Heart failure increases the oxygen requirements of the heart. Medicines are prescribed based on how severe the heart failure is, the type of heart failure, and the patient response to medications (NHLBI, 2016h). Patients with both CAD and heart failure are usually given an angiotensin-converting enzyme (ACE) inhibitor, a diuretic, and digoxin. Together, these drugs reduce the size, the wall tension, and the oxygen demands of the heart. If the ACE inhibitor does not reduce ongoing hypertension, a diuretic is added (Rosendorff et al., 2007). Occasionally, beta blockers can be given, but calcium channel blockers are contraindicated.
- Diuretics (water or fluid pills) help reduce fluid buildup in the lungs and swelling in feet and ankles.

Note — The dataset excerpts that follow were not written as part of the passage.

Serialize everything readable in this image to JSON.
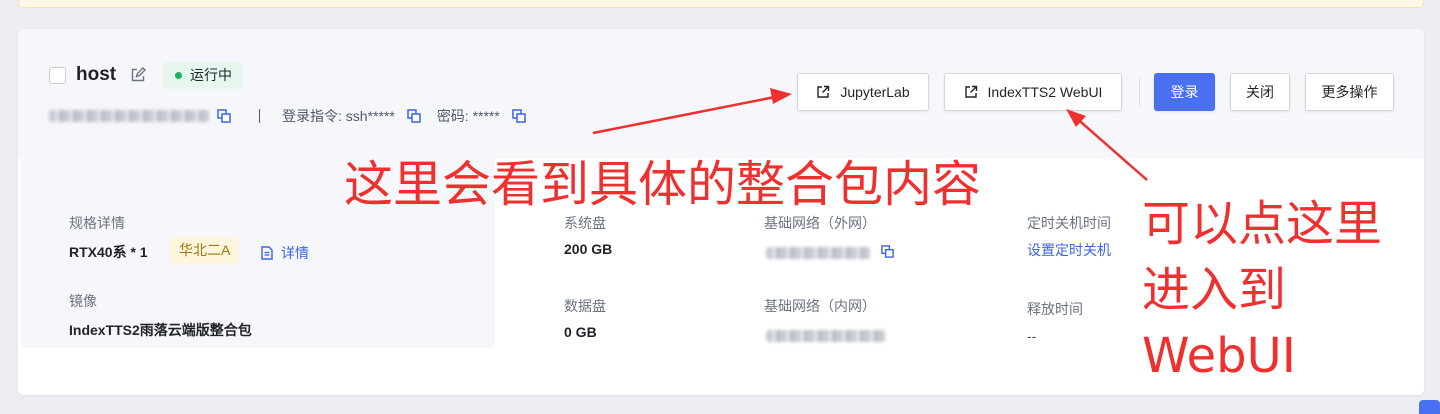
{
  "instance": {
    "name": "host",
    "status": "运行中",
    "status_color": "#19b45d",
    "id_label": "ID:",
    "id_value": "ubuntu-1jdi332xxxg",
    "login_cmd": "登录指令: ssh*****",
    "password": "密码: *****"
  },
  "actions": {
    "jupyter": "JupyterLab",
    "webui": "IndexTTS2 WebUI",
    "login": "登录",
    "close": "关闭",
    "more": "更多操作",
    "primary_color": "#4a70f2"
  },
  "spec": {
    "spec_label": "规格详情",
    "spec_value": "RTX40系 * 1",
    "region": "华北二A",
    "detail": "详情",
    "image_label": "镜像",
    "image_value": "IndexTTS2雨落云端版整合包"
  },
  "disks": {
    "system_label": "系统盘",
    "system_value": "200 GB",
    "data_label": "数据盘",
    "data_value": "0 GB"
  },
  "network": {
    "external_label": "基础网络（外网）",
    "internal_label": "基础网络（内网）"
  },
  "schedule": {
    "shutdown_label": "定时关机时间",
    "shutdown_link": "设置定时关机",
    "release_label": "释放时间",
    "release_value": "--"
  },
  "annotations": {
    "middle": "这里会看到具体的整合包内容",
    "right_line1": "可以点这里",
    "right_line2": "进入到",
    "right_line3": "WebUI",
    "color": "#f0302f"
  },
  "icons": [
    "external-link-icon",
    "edit-icon",
    "copy-icon",
    "document-icon"
  ]
}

- ACE inhibitors lower blood pressure and reduce strain on the heart. They may also reduce the risk of a future heart attack.
- Aldosterone antagonists trigger the body to get rid of salt and water through urine. This lowers the volume of blood that the heart must pump, decreasing the work load of the heart.
- Angiotensin-receptor blockers relax blood vessels and lower blood pressure to decrease the heart’s workload.
- Beta blockers slow the heart rate and lower blood pressure to decrease the heart’s workload.
- Isosorbide dinitrate/hydralazine hydrochloride helps relax blood vessels so the heart does not work as hard to pump blood.
- Digoxin makes the heart beat stronger and pump more blood. (NHLBI, 2016h)
Patients with both CAD and heart failure have a relatively poor prognosis. Even when the CAD takes the form of stable angina, reperfusion therapies are considered in an attempt to improve the oxygenation of a failing heart (Antman et al., 2008).